Today, kids, I'm going to talk about friendship. But not just any friendship; REAL friendship. It's hard to know if you really have those, these days.  So what does it mean to be a real friend? The definition varies from person to person. But for me personally, the requirements are set in stone. Lemme share a few of those requirements with you...


NUMERAL UNO: Show No Faves! 
A real friend doesn't show favoritism.



Alright, I know all of you have fallen victim to this at one time or another. I know I have. Somehow you find yourself in a sticky situation that looks something like this; *you and BFF hanging out* *a wild mutual friend appears!* *BFF ignores you the whole time mutual friend is there* *it's super effective!*
Please tell me someone got my reference...lol ANYWAYS. For reals, guys. It's gonna happen to you at some point in your life, unfortunately. But it shouldn't! Favoritism is NOT what a real friend should be playing. In 1 Timothy 5:21 it says, "I charge you in the sight of God and Jesus Christ and the elect angels, to keep these instructions without penalty, and to do nothing out of favoritism." Well. Can't get plainer than THAT...but yes. Show no faves.
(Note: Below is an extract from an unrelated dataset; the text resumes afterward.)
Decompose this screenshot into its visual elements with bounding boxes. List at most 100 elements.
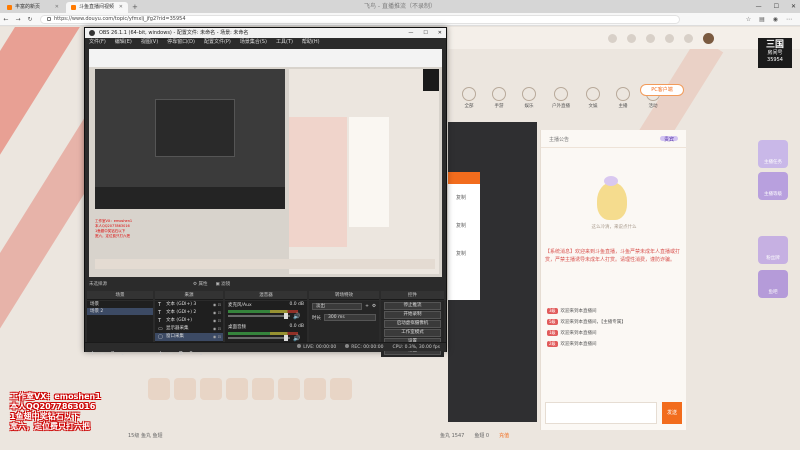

NUMERAL DOS: Gotta Be Real!
A fake friend is NOT a real friend.


Ho boy. Yet another thing I have personal experience dealing with. Okay so. Being fake with someone else is not okay. Especially when you pretend that you're not talking about them behind their back. It's not fun to be the person who you're talking about. Believe me, it causes nothing but drama. And having to hear from someone else that you're talking about them behind their back is WORSE. In fact, in Proverbs 16:28 it says, "A perverse man stirs up dissension, and a gossip separates close friends." YA HEAR THAT, Y'ALL?? A GOSSIP SEPARATES CLOSE FRIENDS. True story.
Being fake is pretty much hypocrisy. For those of you who don't know what that is, lemme break it down for ya.

hy·poc·ri·sy

  [hi-pok-ruh-see] 

noun, plural -sies.
1.
a pretense of having a virtuous character, moral or religious beliefs or principles, etc., that one does not really possess.

So ya see? Being fake means that you're one kind of person with certain people (virtuous, or goodie-two-shoes) and another kid of person with other people (gossiper, liar, ect.). You gotta be real.


NUMERAL TRES: Luv Me, Man!
A real friend always has your back.


This one is tough for me, because for a little over 2 years now, I've been finding out who really has my back and who doesn't...and there were FAR more people who didn't have it. Ever since my family left NCC, my friends have been dropping like flies. Of course, I still have true blue friends till the end, but I'm sad to say that there's only a handful of them. Don't get me wrong; I'm eternally grateful for those friends. They're my homies, yo (Sorry, didn't mean to get all street on you, there...). Nevertheless, I've had to deal with my share of fair-weather-friends.
BUT. The love that I'm getting from my real friends make it all worth it. In Proverbs 17:17 it says, "A friend loves at all times, and a brother is born for adversity." A friend loves at all times, huh? Huh. Interesting. At ALL times. Not just when things are peachy keen jelly bean. They love you in the tough times. They love you when you have nothing left. They love you when you think things can't get any worse. They love you at your best, despite seeing you at your worst. They love you with everything they have in them. They're your brotha from anotha motha. (Or sista from anotha mista. Same diff.) They luv you, man!


So. Those are my criteria for a REAL friend. Hopefully I didn't bore you,, and hopefully I let you in on the true meaning of being a real friend. Pick 'em wisely, my lovelies. You become the company you keep.